Ou l'échappée bromantique. Deux amis de toujours, désormais presque trentenaires, décident de quitter leur vie ardennaise monocorde pour réaliser leur rêve adolescent et partir à l'aventure sur les routes, là où bon les mènera; mais un imprévu les immobilise après seulement quelques kilomètres de voyage. Ils se retrouvent coincés là, à attendre d'amasser assez d'argent pour les réparations, juste à côté de la maison et pourtant déjà en voyage.
C'est sur ce mouvement, ou cette absence de mouvement, que tout le dynamisme du film, de ses personnages et de son scénario se construit. Les questions qu'il pose sont intéressantes et traitées avec goût : quand est-on parti ? Qu'est-ce qu'être parti ? Est-on parti quand on le décide ou doit-on être loin ? Les parents de Julien et Simon, interprétés notamment par les plus vrais que nature Claudine Pelletier et Jean-Luc Bonnaire, ont peine à prendre ce voyage au sérieux quand la première escale de leurs enfants, à durée indéterminée qui plus est, se fait tout près du domicile parental à peine quitté. De leur côté, pour Julien et Simon, il n'y a pas de doute à avoir : ils sont déjà sur la route... juste retardés. Et c'est ainsi que l'aspect quasi-universel que comporte leur projet, qui a effleuré l'esprit de la plupart des spectateurs, n'en devient pas agaçant comme dans son aîné "Into the Wild", dont presque chaque membre du public se pâmait d'avoir lui-même failli entreprendre un tel voyage : dans "Mobile Home", c'est la vie qui rattrape les deux amis avant qu'ils n'aient pu l'effectuer réellement, eux aussi. Et pendant tout le film, on attendra avec eux que le trajet reprenne, que le rêve se réalise.

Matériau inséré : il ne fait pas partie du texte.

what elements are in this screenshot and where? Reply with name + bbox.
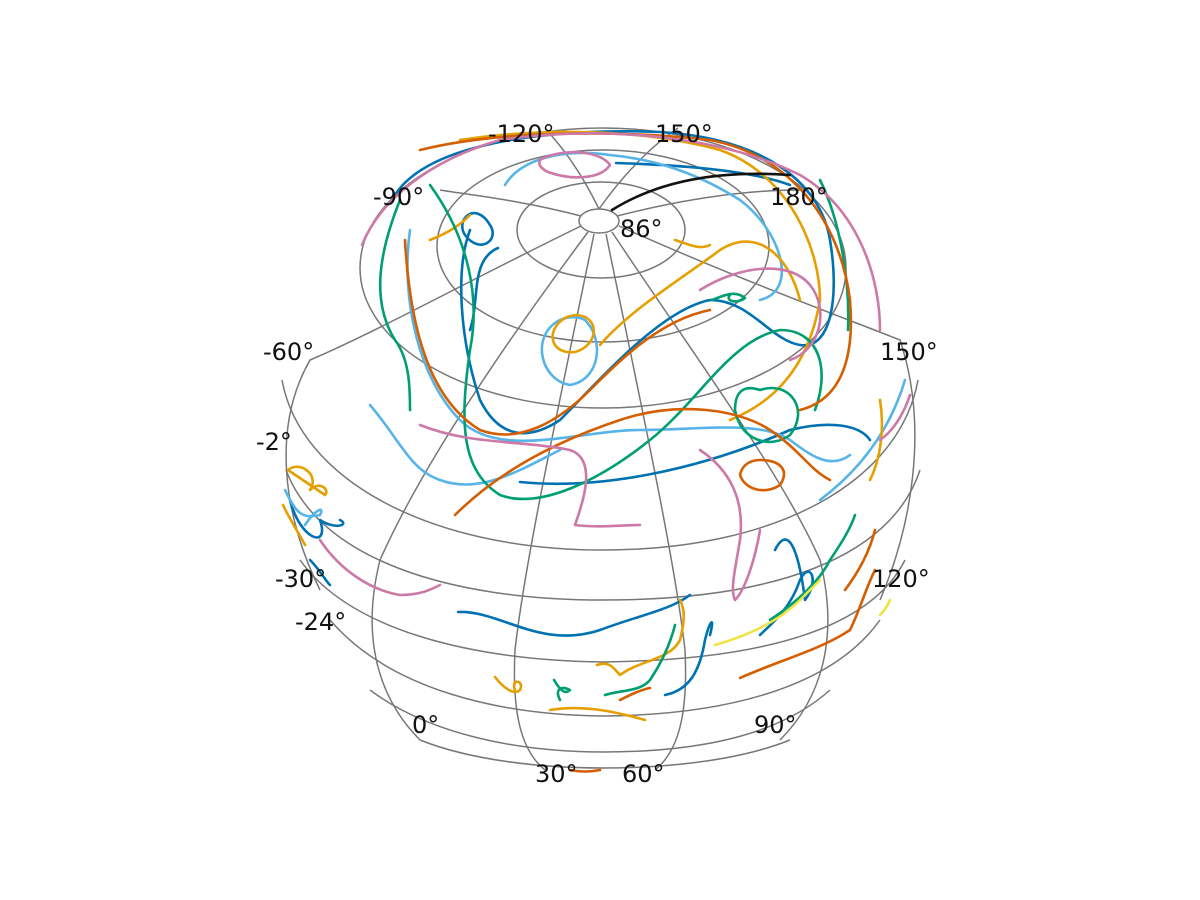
trajectory bbox=[878, 598, 892, 617]
meridian-label: -120° bbox=[488, 120, 554, 148]
trajectory bbox=[428, 183, 823, 501]
trajectory bbox=[493, 675, 523, 694]
trajectory bbox=[548, 706, 647, 722]
trajectory bbox=[461, 211, 500, 332]
meridian-label: 90° bbox=[754, 711, 797, 739]
latitude-arc bbox=[369, 689, 831, 753]
trajectory bbox=[281, 503, 307, 547]
trajectory bbox=[878, 393, 912, 442]
meridian-label: -60° bbox=[263, 338, 314, 366]
graticule-labels: -120° 150° -90° 180° 86° -60° 150° -2° -… bbox=[256, 120, 938, 788]
longitude-gridlines bbox=[285, 127, 916, 771]
latitude-label: 86° bbox=[620, 215, 663, 243]
trajectory bbox=[406, 228, 852, 463]
latitude-arc bbox=[299, 559, 906, 663]
trajectory bbox=[456, 593, 692, 637]
meridian bbox=[605, 233, 687, 771]
trajectory bbox=[458, 130, 822, 422]
latitude-arc bbox=[419, 739, 791, 769]
meridian bbox=[439, 189, 582, 217]
trajectory bbox=[713, 578, 822, 647]
trajectory bbox=[360, 132, 882, 332]
trajectory bbox=[308, 558, 332, 587]
latitude-arc bbox=[281, 379, 919, 551]
trajectory bbox=[286, 465, 328, 497]
trajectory bbox=[868, 398, 884, 482]
meridian-label: 120° bbox=[872, 565, 930, 593]
latitude-arc bbox=[329, 619, 881, 717]
meridian bbox=[285, 225, 582, 591]
trajectory bbox=[733, 386, 800, 444]
trajectory bbox=[283, 488, 323, 527]
meridian bbox=[611, 231, 829, 741]
trajectories bbox=[281, 129, 912, 773]
latitude-label: -24° bbox=[295, 608, 346, 636]
trajectory bbox=[288, 498, 345, 539]
meridian-label: 30° bbox=[535, 760, 578, 788]
trajectory bbox=[698, 448, 762, 602]
trajectory bbox=[540, 315, 599, 387]
meridian-label: 150° bbox=[655, 120, 713, 148]
trajectory bbox=[518, 423, 872, 485]
trajectory bbox=[710, 292, 747, 303]
meridian bbox=[371, 231, 589, 741]
trajectory bbox=[378, 198, 412, 412]
trajectory bbox=[552, 678, 572, 702]
trajectory bbox=[614, 161, 792, 187]
latitude-circle bbox=[516, 181, 686, 279]
trajectory bbox=[843, 528, 877, 592]
trajectory bbox=[698, 267, 822, 362]
meridian-label: -30° bbox=[275, 565, 326, 593]
trajectory bbox=[768, 513, 857, 622]
trajectory bbox=[453, 407, 832, 517]
meridian-label: 180° bbox=[770, 183, 828, 211]
latitude-circle bbox=[578, 208, 620, 234]
trajectory bbox=[758, 538, 814, 637]
trajectory bbox=[618, 686, 652, 702]
latitude-label: -2° bbox=[256, 428, 292, 456]
trajectory bbox=[318, 538, 442, 597]
meridian bbox=[616, 189, 801, 217]
meridian bbox=[513, 233, 595, 771]
trajectory bbox=[598, 240, 802, 347]
latitude-arc bbox=[285, 469, 921, 601]
trajectory bbox=[368, 403, 562, 486]
trajectory bbox=[418, 423, 642, 528]
latitude-gridlines bbox=[281, 127, 921, 769]
trajectory bbox=[610, 172, 792, 212]
trajectory bbox=[551, 313, 595, 354]
meridian bbox=[618, 225, 916, 601]
meridian-label: 60° bbox=[622, 760, 665, 788]
trajectory bbox=[818, 378, 907, 502]
trajectory bbox=[603, 623, 677, 697]
trajectory bbox=[738, 568, 877, 680]
trajectory bbox=[393, 129, 836, 435]
meridian-label: -90° bbox=[373, 183, 424, 211]
trajectory bbox=[537, 150, 612, 179]
trajectory bbox=[595, 598, 686, 677]
latitude-circle bbox=[436, 149, 770, 343]
meridian-label: 0° bbox=[412, 711, 439, 739]
trajectory bbox=[568, 768, 602, 773]
trajectory bbox=[403, 238, 712, 436]
trajectory bbox=[738, 458, 786, 492]
trajectory bbox=[663, 621, 714, 697]
meridian-label: 150° bbox=[880, 338, 938, 366]
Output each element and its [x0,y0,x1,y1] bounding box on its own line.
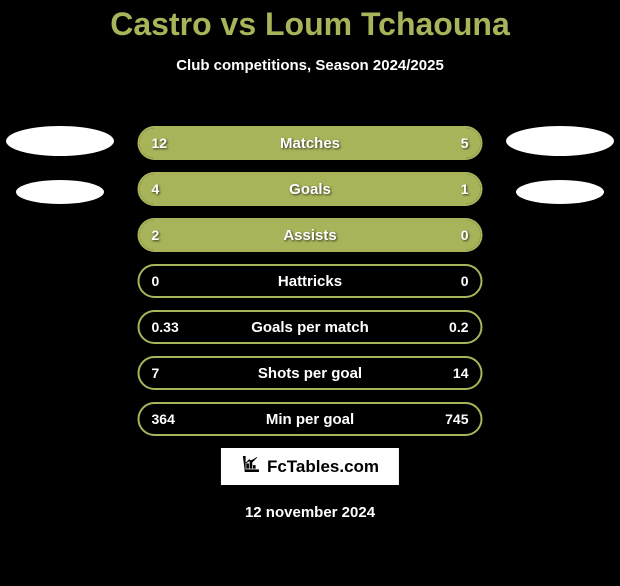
watermark: FcTables.com [221,448,399,485]
watermark-text: FcTables.com [267,457,379,477]
stat-value-left: 0 [152,266,160,296]
stat-row: 0 0Hattricks [138,264,483,298]
stat-row: 7 14Shots per goal [138,356,483,390]
player-badge [16,180,104,204]
stat-label: Hattricks [140,266,481,296]
stat-value-left: 364 [152,404,175,434]
stat-bar-left [140,128,379,158]
stat-row: 20Assists [138,218,483,252]
left-player-badges [6,126,114,204]
page-title: Castro vs Loum Tchaouna [0,6,620,43]
player-badge [516,180,604,204]
stat-row: 0.33 0.2Goals per match [138,310,483,344]
stat-value-right: 0.2 [449,312,468,342]
stat-label: Min per goal [140,404,481,434]
stat-row: 125Matches [138,126,483,160]
stat-bar-left [140,220,481,250]
stat-row: 41Goals [138,172,483,206]
stat-value-left: 7 [152,358,160,388]
chart-icon [241,454,261,479]
stat-bar-right [378,128,480,158]
date-label: 12 november 2024 [0,504,620,521]
stat-row: 364 745Min per goal [138,402,483,436]
stat-bar-right [412,174,480,204]
player-badge [6,126,114,156]
stat-value-right: 745 [445,404,468,434]
stats-comparison: 125Matches 41Goals 20Assists 0 0Hattricks 0.3… [138,126,483,436]
stat-value-right: 14 [453,358,469,388]
stat-label: Goals per match [140,312,481,342]
player-badge [506,126,614,156]
stat-value-left: 0.33 [152,312,179,342]
stat-label: Shots per goal [140,358,481,388]
stat-bar-left [140,174,413,204]
stat-value-right: 0 [461,266,469,296]
subtitle: Club competitions, Season 2024/2025 [0,57,620,74]
right-player-badges [506,126,614,204]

Mais évidemment, le voyage ne sera pas géographique mais avant tout mental et sentimental. Les obligations de cette pause involontaire résonneront avec les conflits que les protagonistes tentaient de fuir, ses occasions rendront plus clairs les objectifs qu'ils prévoyaient de se laisser se définir eux-mêmes. Alors, le film semble dire : le voyage est avant tout dans l'état d'esprit. Si cette sorte de morale n'est pas surprenante, ni révolutionnaire, elle est illustrée ici avec une sincérité et une authenticité bouleversantes. On ne peut pas en dire autant de la conclusion du film, aussi prévisible que décevante. Celle-ci, par son hésitation balbutiante, semble presque résumer le road-trip en une rien de plus qu'une fugue adulescente, en faisant presque une preuve d'immaturité là où on le rêvait quête spirituelle, par opposition à un sédentarisme adulte et salvateur. Le tout tient dans la caractérisation assez fine des personnages : d'un côté, le fougueux Simon, artiste, irresponsable et agité, interprété par avec honnêteté par Arthur Dupont ; de l'autre, Julien, rêveur, plus sensible mais aussi plus serein, joué par une autre étoile montante du cinéma francophone, le touchant Guillaume Gouix. Les deux acteurs forment un duo entraînant grâce à un jeu, si ce n'est parfait, très naturel.
C'est d'ailleurs le maître-mot du long-métrage, dans tous les sens du terme. Un profond réalisme secoue le film, dans les contradictions de ses personnages, dans la praticité des situations, dans la jovialité de son humour, dans la vérité des relations. Et le tout se déroule dans l'environnement champêtre des Ardennes Belges, qui semble centrer toute le processus de réalisation de François Pirot, à la fois humble et réfléchie, faisant de son ouvrage un bel objet, sans jamais courir après un esthétisme, mais en mettant en valeur la beauté des décors pour desservir l'histoire, et la servir sur un plateau, avec toute la spontanéité simple qui représente le film. Peut-être est-ce en l'honneur de ce cadre bucolique que le récit se conclue de façon plus casanière que l'on aurait aimé.